Helen Warfle, “AudioVisual Machine”

This project began with the desire to take apart a piano and make it paint a song. Part of this impulse was certainly focused on the novelty of the idea, but most of it came from an interest in translation across media — how do you represent a certain type of media in another vehicle while preserving the original intent? In the piano project, painting the hammers to record the hammer strikes on paper would be, in theory, an alternative way to represent audio in a visual way without having to be able to read sheet music. 

This, in a somewhat roundabout way, led to a thought process about translation across media in digital culture. For example, every day, we use and convert certain types of files into others (i.e. a Word document into PDF, or an MP3 into a WAV file), and yet almost none of us have any idea how this happens. Programming scripts, and to dig even deeper, binary coding itself, are things that most people understand and even fewer of us know how to manipulate. These, and other non-physical concepts related to digital technology (for example, the cloud) are an inherent part of our daily lives and yet it is only specialized experts that can explain how they work. When converting a file from one form to another, a program or programmer does it for us and we often know why we want the change to happen,  but who among us can say what it is doing at a deeper than superficial level? As we grow more dependent on digital technology, it grows to be more and more complex and forces us to accept more and more of the unknown in both crucial and trivial parts of our daily lives.
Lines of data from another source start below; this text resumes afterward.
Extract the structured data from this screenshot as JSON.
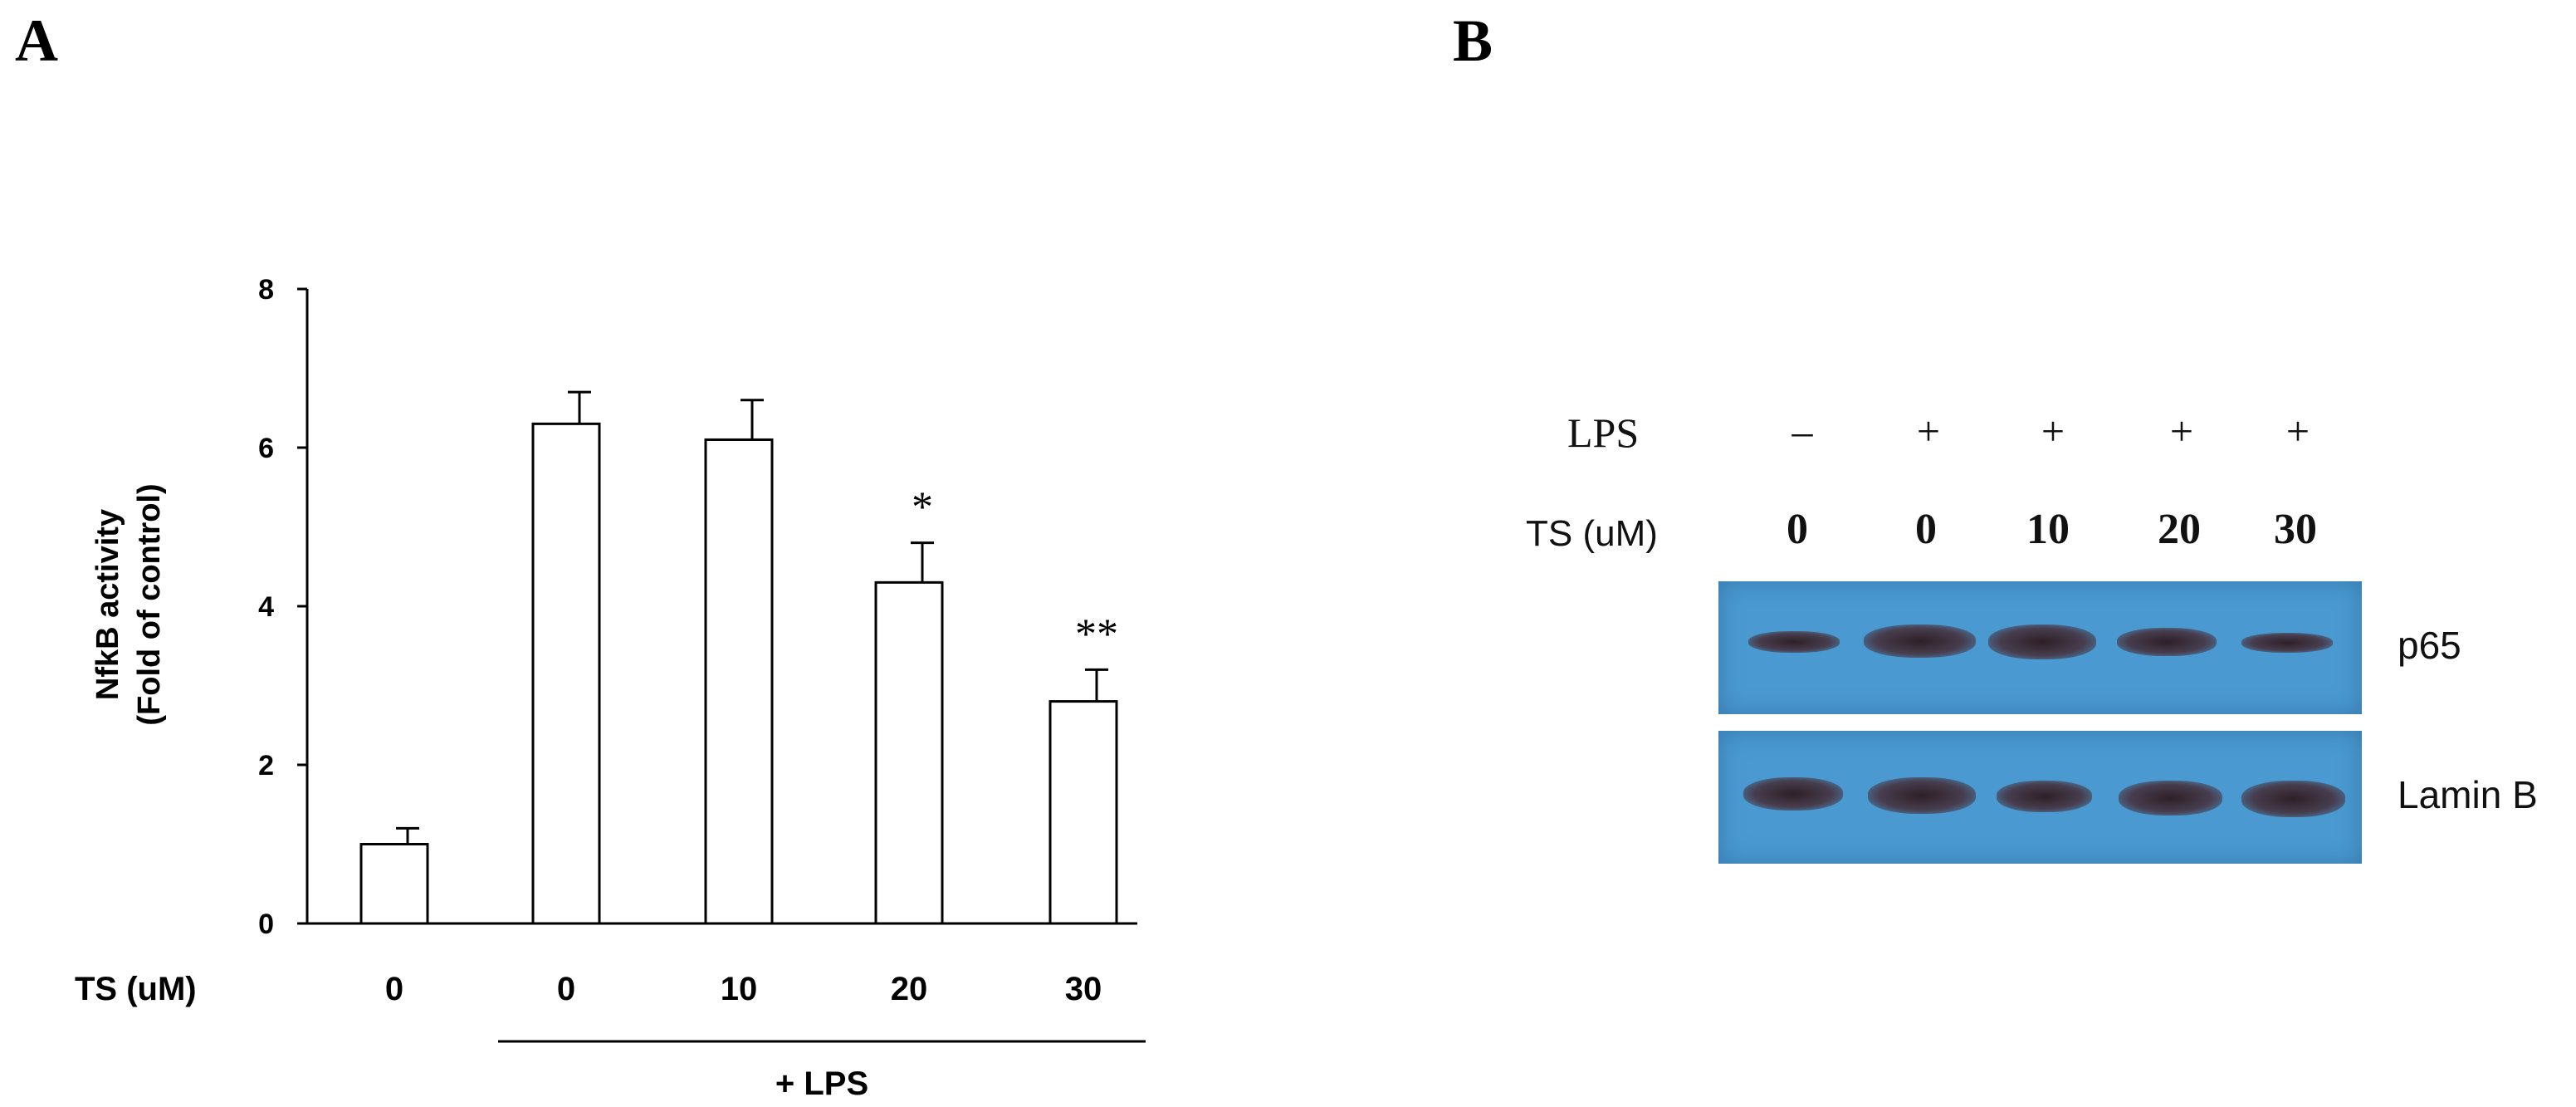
{
  "panels": {
    "a_label": "A",
    "b_label": "B"
  },
  "chart_data": {
    "type": "bar",
    "categories": [
      "0",
      "0",
      "10",
      "20",
      "30"
    ],
    "values": [
      1.0,
      6.3,
      6.1,
      4.3,
      2.8
    ],
    "errors": [
      0.2,
      0.4,
      0.5,
      0.5,
      0.4
    ],
    "annotations": [
      "",
      "",
      "",
      "*",
      "**"
    ],
    "ylabel_line1": "NfkB activity",
    "ylabel_line2": "(Fold of control)",
    "xlabel": "TS (uM)",
    "group_label": "+ LPS",
    "ylim": [
      0,
      8
    ],
    "yticks": [
      0,
      2,
      4,
      6,
      8
    ],
    "bar_color": "#ffffff",
    "edge_color": "#000000"
  },
  "blot": {
    "row1_label": "LPS",
    "row2_label": "TS (uM)",
    "lps": [
      "–",
      "+",
      "+",
      "+",
      "+"
    ],
    "ts": [
      "0",
      "0",
      "10",
      "20",
      "30"
    ],
    "band_labels": [
      "p65",
      "Lamin B"
    ],
    "membrane_color": "#4a9ad1"
  }
}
Image Source – Licensed for creative use

The piano project, because it involved making audio into a physical, readable thing through a striking action, called to mind the early days of computers before we discovered magnetized file storage. These were the days of punch cards, where you could actually see the program you were running because it was located on paper in the form of punched holes that you fed into the machine. Making these involved using a machine to quite literally punch a program into a card, pictured above, and because of this, the person using the computer had to be much more involved in the actual functioning of the computer. However, computers weren’t the first type of technology to incorporate punch card technology – that honor goes to the Jacquard loom.

Photo by Hélène Rival , licensed for creative use.
Image source

A Jacquard loom used punch cards to perform a type of programming, but in this case, they directed loom hooks to create complex patterns that no person could remember or create, thus revolutionizing the textile industry. And like later computer programs, Jacquard loom patterns could include several hundred cards, threaded in sequence by twine. One would then feed one end of this massive chain of cards into one end of the loom and it would run the “program” for making a tapestry or other fabric products.

This project is an imagination of what a YouTube video would look like if it ran on a machine that uses a technology that is a hybrid of the Jacquard loom and computer punch cards; an alternative way of thinking about it as a translation of a current type of media built for a specific platform to a much older version of the technology that now runs that platform. The cards themselves are sized to be similar to that of Hollerith punch cards, an early prototype for IBM computer programming.

Created using a typewriter because of the similarity between typewriter action and the machine used to make the punch card, and actual punched holes, this program, as one might call it, would be run on an “AudioVisual Machine” to watch the video of Georges Brassens’ musical version of the Paul Verlaine poem “Chanson d’Automne,” chosen both for the old-timey feel that relates well to the old-fashioned technology at the foundation of this work, and for the fact that, as a musical interpretation of a poem that was then set to a sequence of images, it is in and of itself an example of how something can be translated across different kinds of media.